O ambiente de negócios em todo o mundo está cada vez mais acelerado. Diferentes setores vivem a disrupção diariamente. Enquanto as empresas tentam acompanhar o ritmo intenso e instável, as pessoas procuram aprender e se adaptar rapidamente aos novos processos, às novas demandas e às tecnologias emergentes no mercado.
A inovação tornou-se, então, fundamental, um imperativo de sobrevivência das empresas. Quem não pensar, criar ou sugerir algo diferente, corre sério risco de ficar para trás. No entanto, é importante reforçar que o ato de inovar sozinho não garante a sustentabilidade de uma empresa. A Propriedade Intelectual ultrapassa a esfera da burocracia para ocupar a posição de um ativo estratégico que define o potencial crescimento, a segurança da invenção e a vantagem de uma empresa em seu segmento.
Inclusive, a discussão sobre o valor e a representatividade da Propriedade Intelectual está diretamente ligada ao desenvolvimento econômico do país, e esse tema tem sido pauta em eventos e debates no Congresso Nacional. Durante o XXIV Congresso Internacional da Propriedade Intelectual, promovido pela Associação Paulista da Propriedade Intelectual, realizado no início deste ano, Márcio Elias Rosa, Secretário Executivo do Ministério do Desenvolvimento, Indústria, Comércio e Serviços (MDIC) mencionou a publicação “A Contribuição Econômica das Indústrias Intensivas em Direito de Propriedade Intelectual no Brasil”.
O estudo mostrou que 461 setores de atividade econômica intensiva representam 40% do emprego formal do país, empregam 22 milhões de pessoas e são responsáveis por 64% das exportações. Conforme afirmou Márcio Elias Rosa:
“Esse estudo do INPI revela que a indústria que paga os melhores salários é aquela capaz de garantir o acesso ao conhecimento e ao desenvolvimento tecnológicos. É aquela capaz de competir interna e externamente, contribuindo com quase 50% do PIB. Ou seja, é um setor absolutamente estratégico”, disse o Secretário Executivo.
Essa relevância é traduzida no campo corporativo em segurança e valorização.
A Propriedade Intelectual é o mecanismo que transforma os investimentos em Pesquisa e Desenvolvimento (P&D) em um direito exclusivo, ainda que por um tempo. Isso mitiga o risco do investimento em inovação, blindando a empresa contra o plágio, a cópia e a concorrência desleal. A proteção de patentes, trade secrets e marcas é a garantia de que a inovação vai gerar algum retorno financeiro, assegurando o diferencial competitivo por um período determinado.
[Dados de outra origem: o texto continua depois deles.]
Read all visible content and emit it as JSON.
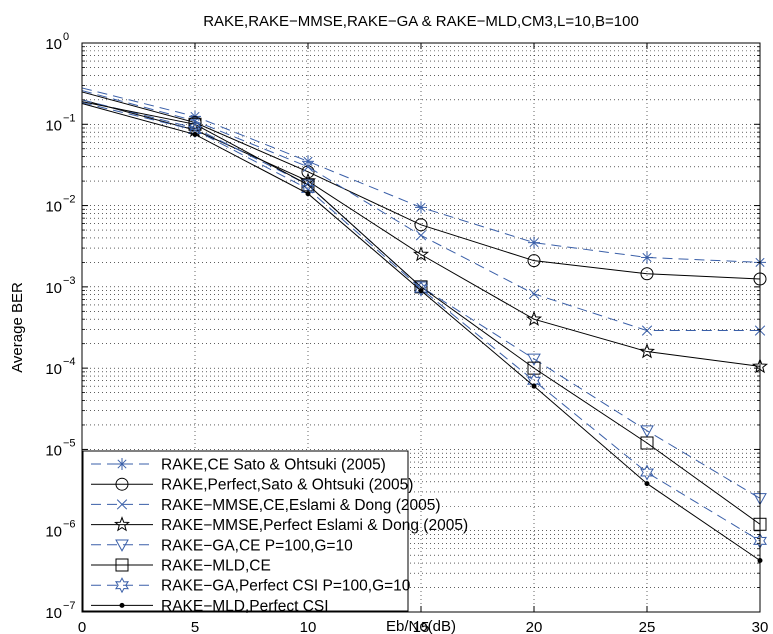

Além da proteção contra a pirataria, que atinge duramente indústrias criativas e de base tecnológica, a gestão dos Direitos Autorais, de marcas e de patentes é um pilar essencial da Governança Corporativa. A forma como uma empresa protege seu patrimônio intangível reflete sua maturidade e transparência.
Da mesma forma, a Propriedade Intelectual caminha lado a lado com as práticas ESG. Ao proteger invenções sustentáveis ou tecnologias sociais, a empresa adquire um ativo valioso e também demonstra um compromisso claro com o “G” (Governança) e o “S” (Social), reforçando sua reputação no mercado global.
Por isso, o potencial da Propriedade Intelectual vai muito além da defesa. Por meio do licenciamento de patentes e know-how para terceiros, é possível gerar royalties e novas fontes de receita sem a necessidade de produzir ou comercializar diretamente.
Em momentos importantes como fusões, aquisições ou captação de investimento, o valor dos ativos de Propriedade Intelectual se torna o principal balizador do valuation de uma companhia. As empresas com patentes estratégicas e marcas bem registradas em múltiplas jurisdições tornam-se mais atrativas e valorizadas.
Quando a complexidade cresce, a gestão de portfólio demanda alinhamento entre a estratégia de negócios e os marcos regulatórios nacionais e internacionais. É aí que a atuação de um especialista se torna ainda mais importante.
A Propriedade Intelectual não deve ser vista como uma tarefa secundária do departamento jurídico, mas uma estratégia de negócio a ser gerenciada por um parceiro que garanta a segurança legal, a otimização do valor do portfólio e a liberdade para que os líderes da empresa possam priorizar aquilo que impulsiona a inovação.
Investir em Propriedade Intelectual é a condição para potencializar a excelência técnica em vantagem comercial e garantir o destaque da companhia em seu mercado de atuação.